Hace 14 años Mons. Mario Revollo, que en paz descanse, entonces Arzobispo de Bogotá, nos daba el diaconado a mis dos compañeros, Omar Orlando y Néstor Javier, y a mí. Exactamente seis meses después, de nuevo los tres recibimos la ordenación sacerdotal. Dios en su bondad nos ha conservado a los tres en el ministerio y en la Orden de Predicadores.
Por esa época recuerdo que hablábamos de las implicaciones que ese paso al diaconado traería. Nuestro retiro espiritual de preparación fue único, literalmente, pues de hecho no recuerdo ningún otro grupo que haya hecho retiros en el Convento de San Alberto en Bogotá. Único también porque nos predicó una charla un monje benedictino que había sido compañero nuestro en el Noviciado, Andrés Rocha, que después se retiró de esa Orden. También predicó esa vez el P. Norberto Rangel, que no mucho después falleció, y del cual no recuerdo que hubiera predicado charlas de retiro a nadie más.
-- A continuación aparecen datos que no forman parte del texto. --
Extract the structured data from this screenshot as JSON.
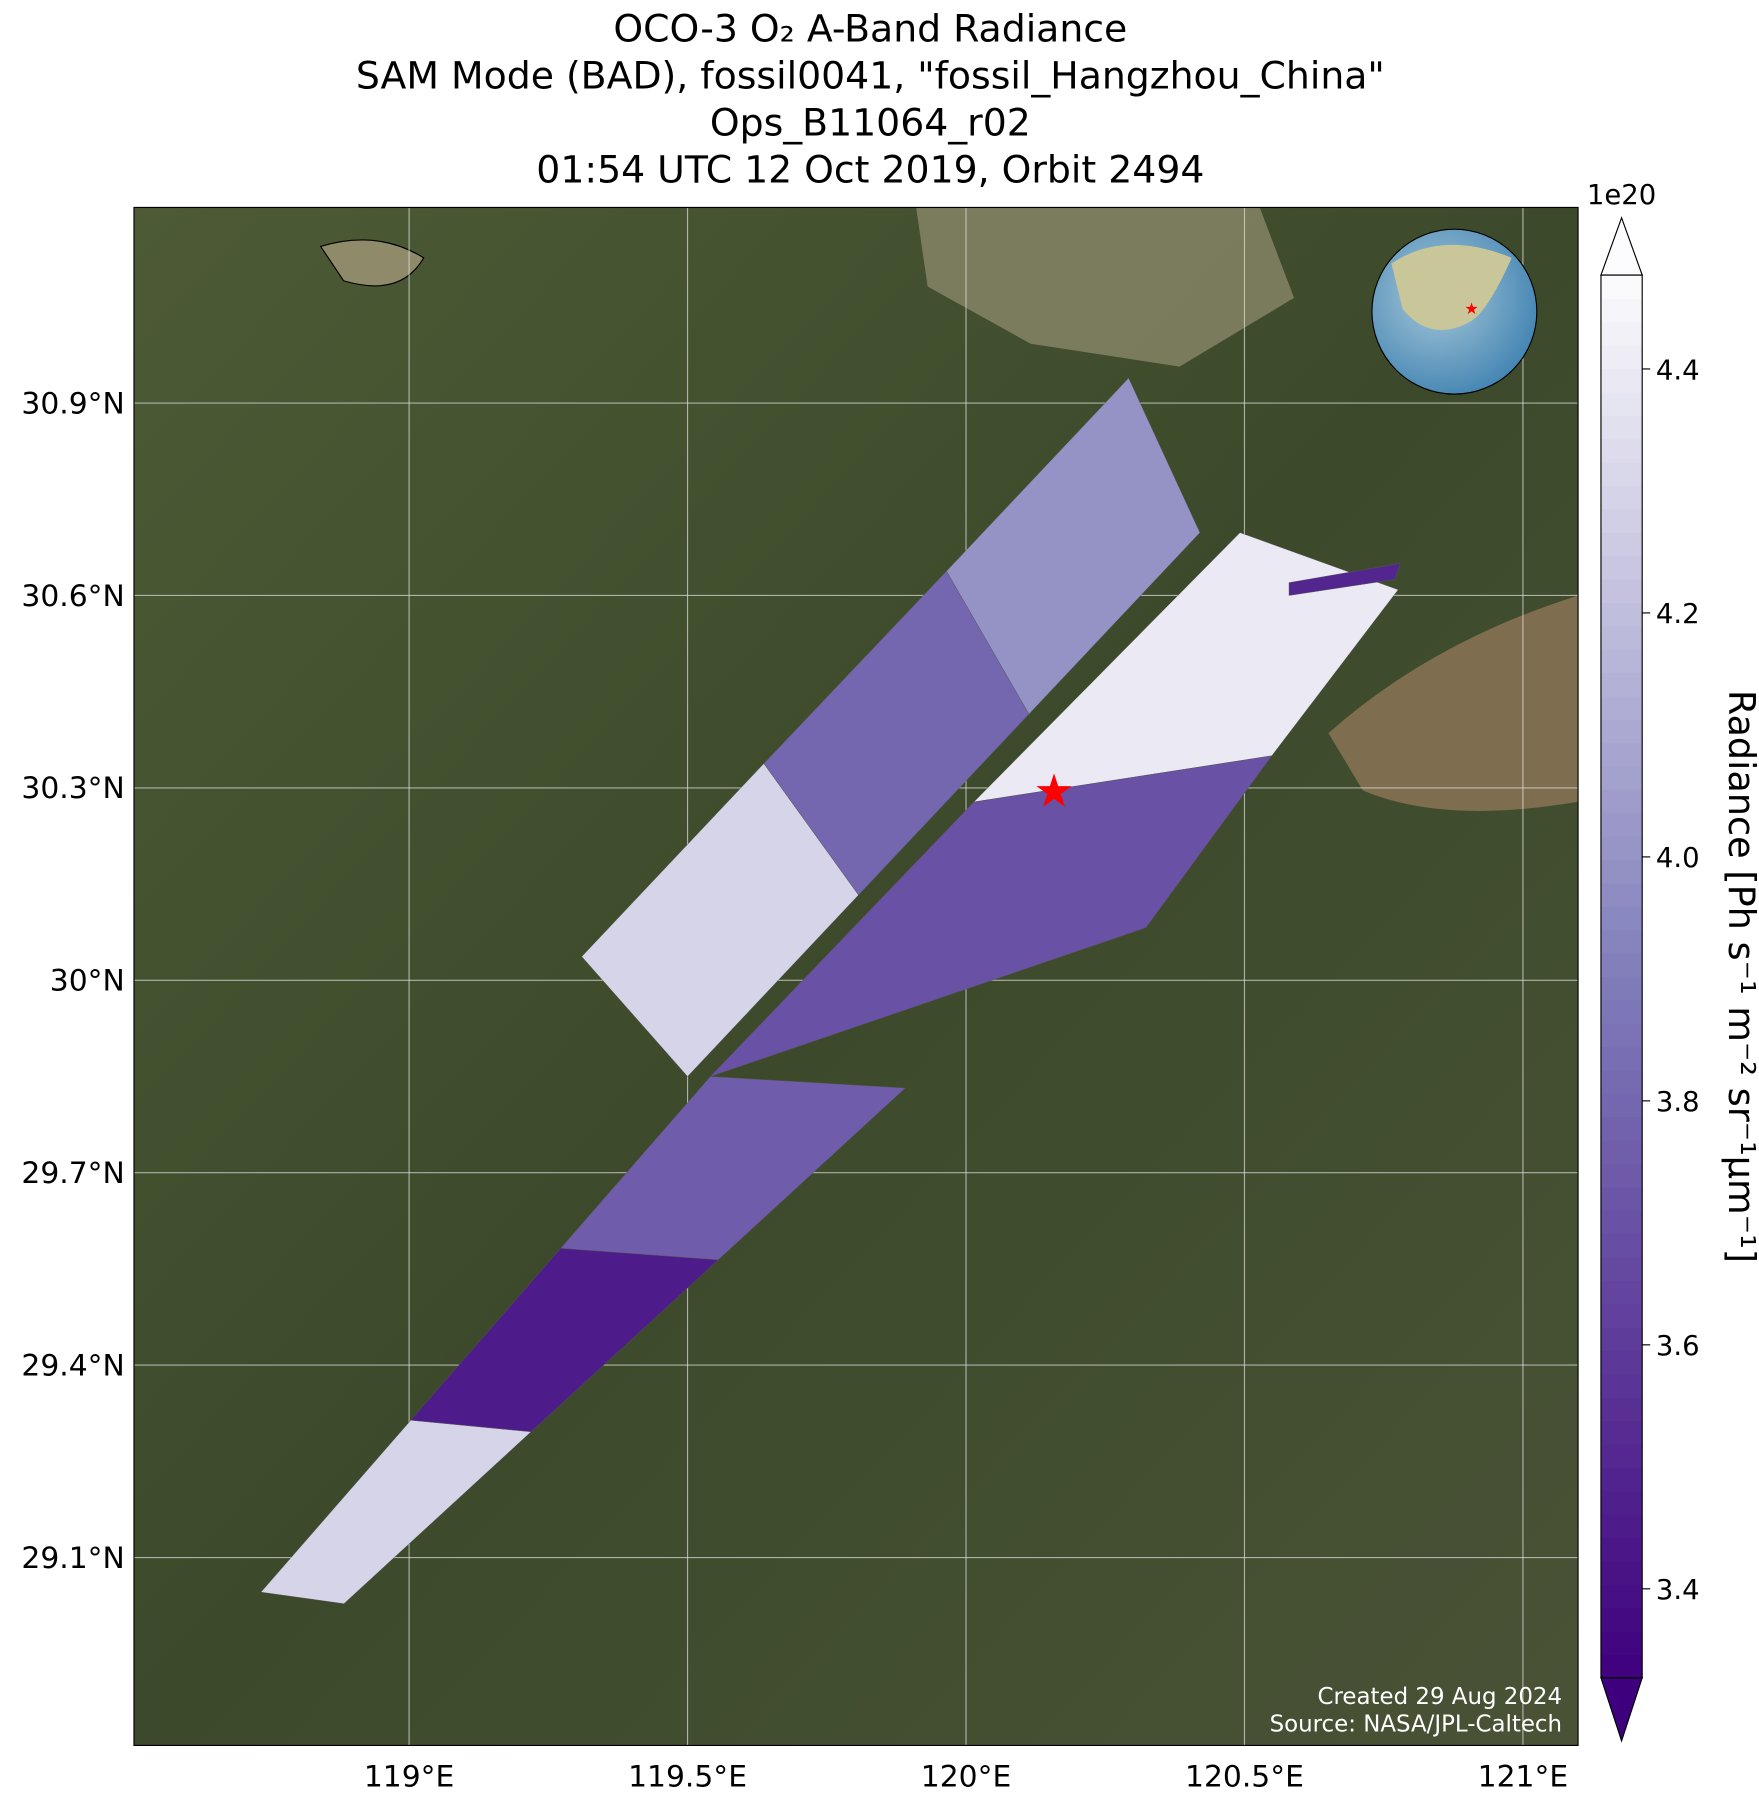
{
  "chart_data": {
    "type": "swath-map",
    "title_lines": [
      "OCO-3 O₂ A-Band Radiance",
      "SAM Mode (BAD), fossil0041, \"fossil_Hangzhou_China\"",
      "Ops_B11064_r02",
      "01:54 UTC 12 Oct 2019, Orbit 2494"
    ],
    "xlim": [
      118.506,
      121.099
    ],
    "ylim": [
      28.807,
      31.205
    ],
    "xticks": [
      {
        "value": 119,
        "label": "119°E"
      },
      {
        "value": 119.5,
        "label": "119.5°E"
      },
      {
        "value": 120,
        "label": "120°E"
      },
      {
        "value": 120.5,
        "label": "120.5°E"
      },
      {
        "value": 121,
        "label": "121°E"
      }
    ],
    "yticks": [
      {
        "value": 29.1,
        "label": "29.1°N"
      },
      {
        "value": 29.4,
        "label": "29.4°N"
      },
      {
        "value": 29.7,
        "label": "29.7°N"
      },
      {
        "value": 30,
        "label": "30°N"
      },
      {
        "value": 30.3,
        "label": "30.3°N"
      },
      {
        "value": 30.6,
        "label": "30.6°N"
      },
      {
        "value": 30.9,
        "label": "30.9°N"
      }
    ],
    "grid": true,
    "colorbar": {
      "label": "Radiance [Ph s⁻¹ m⁻² sr⁻¹μm⁻¹]",
      "offset_label": "1e20",
      "clim": [
        3.327,
        4.477
      ],
      "ticks": [
        3.4,
        3.6,
        3.8,
        4.0,
        4.2,
        4.4
      ],
      "low_color": "#3f007d",
      "mid_color": "#807dba",
      "high_color": "#fcfbfd"
    },
    "swath": {
      "segments": [
        {
          "lon": [
            119.31,
            119.5,
            119.807,
            119.637
          ],
          "lat": [
            30.037,
            29.85,
            30.133,
            30.338
          ],
          "value": 4.3
        },
        {
          "lon": [
            119.637,
            119.807,
            120.113,
            119.965
          ],
          "lat": [
            30.338,
            30.133,
            30.415,
            30.638
          ],
          "value": 3.8
        },
        {
          "lon": [
            119.965,
            120.113,
            120.42,
            120.292
          ],
          "lat": [
            30.638,
            30.415,
            30.698,
            30.939
          ],
          "value": 4.0
        },
        {
          "lon": [
            120.014,
            120.549,
            120.776,
            120.492
          ],
          "lat": [
            30.278,
            30.35,
            30.609,
            30.698
          ],
          "value": 4.4
        },
        {
          "lon": [
            119.541,
            120.323,
            120.549,
            120.014
          ],
          "lat": [
            29.85,
            30.082,
            30.35,
            30.278
          ],
          "value": 3.7
        },
        {
          "lon": [
            119.272,
            119.555,
            119.891,
            119.541
          ],
          "lat": [
            29.582,
            29.564,
            29.832,
            29.85
          ],
          "value": 3.75
        },
        {
          "lon": [
            119.003,
            119.219,
            119.555,
            119.272
          ],
          "lat": [
            29.314,
            29.296,
            29.564,
            29.582
          ],
          "value": 3.45
        },
        {
          "lon": [
            118.734,
            118.883,
            119.219,
            119.003
          ],
          "lat": [
            29.046,
            29.028,
            29.296,
            29.314
          ],
          "value": 4.3
        },
        {
          "lon": [
            120.58,
            120.78,
            120.77,
            120.58
          ],
          "lat": [
            30.62,
            30.65,
            30.625,
            30.6
          ],
          "value": 3.5
        }
      ]
    },
    "target": {
      "lon": 120.158,
      "lat": 30.296
    },
    "footer": [
      "Created 29 Aug 2024",
      "Source: NASA/JPL-Caltech"
    ]
  }
}
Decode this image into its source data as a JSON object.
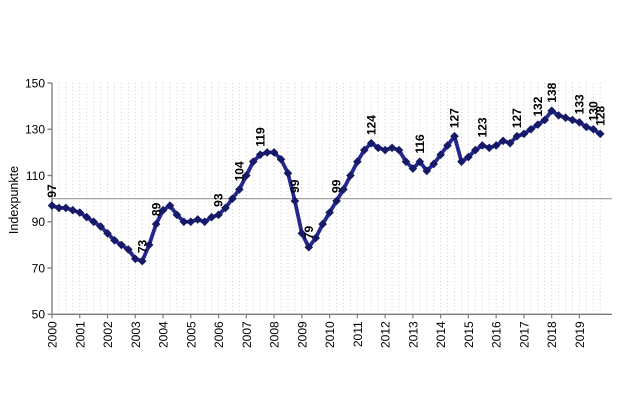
{
  "page": {
    "background": "#ffffff"
  },
  "chart_data": {
    "type": "line",
    "title": "",
    "ylabel": "Indexpunkte",
    "xlabel": "",
    "frequency": "quarterly",
    "x_tick_labels": [
      "2000",
      "2001",
      "2002",
      "2003",
      "2004",
      "2005",
      "2006",
      "2007",
      "2008",
      "2009",
      "2010",
      "2011",
      "2012",
      "2013",
      "2014",
      "2015",
      "2016",
      "2017",
      "2018",
      "2019"
    ],
    "ylim": [
      50,
      150
    ],
    "yticks": [
      150,
      130,
      110,
      90,
      70,
      50
    ],
    "grid": "vertical-dotted-per-point",
    "legend": "none",
    "reference_line": 100,
    "values": [
      97,
      96,
      96,
      95,
      94,
      92,
      90,
      88,
      85,
      82,
      80,
      78,
      74,
      73,
      80,
      89,
      95,
      97,
      93,
      90,
      90,
      91,
      90,
      92,
      93,
      96,
      100,
      104,
      110,
      116,
      119,
      120,
      120,
      117,
      111,
      99,
      85,
      79,
      83,
      89,
      94,
      99,
      104,
      110,
      116,
      121,
      124,
      122,
      121,
      122,
      121,
      116,
      113,
      116,
      112,
      115,
      119,
      123,
      127,
      116,
      118,
      121,
      123,
      122,
      123,
      125,
      124,
      127,
      128,
      130,
      132,
      134,
      138,
      136,
      135,
      134,
      133,
      131,
      130,
      128
    ],
    "point_labels": [
      {
        "index": 0,
        "text": "97"
      },
      {
        "index": 13,
        "text": "73"
      },
      {
        "index": 15,
        "text": "89"
      },
      {
        "index": 24,
        "text": "93"
      },
      {
        "index": 27,
        "text": "104"
      },
      {
        "index": 30,
        "text": "119"
      },
      {
        "index": 35,
        "text": "99"
      },
      {
        "index": 37,
        "text": "79"
      },
      {
        "index": 41,
        "text": "99"
      },
      {
        "index": 46,
        "text": "124"
      },
      {
        "index": 53,
        "text": "116"
      },
      {
        "index": 58,
        "text": "127"
      },
      {
        "index": 62,
        "text": "123"
      },
      {
        "index": 67,
        "text": "127"
      },
      {
        "index": 70,
        "text": "132"
      },
      {
        "index": 72,
        "text": "138"
      },
      {
        "index": 76,
        "text": "133"
      },
      {
        "index": 78,
        "text": "130"
      },
      {
        "index": 79,
        "text": "128"
      }
    ],
    "colors": {
      "line": "#23278f",
      "marker": "#161a66",
      "grid": "#cccccc",
      "reference_line": "#a3a3a3",
      "axis": "#7a7a7a",
      "label_text": "#000000"
    }
  }
}
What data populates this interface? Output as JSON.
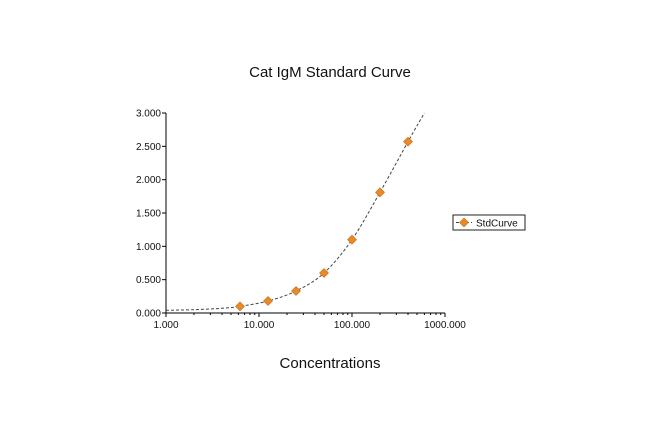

Como estaba claro que nuestro diaconado sería “transitorio” (término que uso a falta de otro mejor), pienso que en nuestro retiro, más que el hecho de ser diáconos, resonaba una y otra vez lo que dice el Derecho Canónico, que con el diaconado uno empieza a ser clérigo. Y si hay palabra difícil de pronunciar hoy sin producir polémica, es esa: clérigo.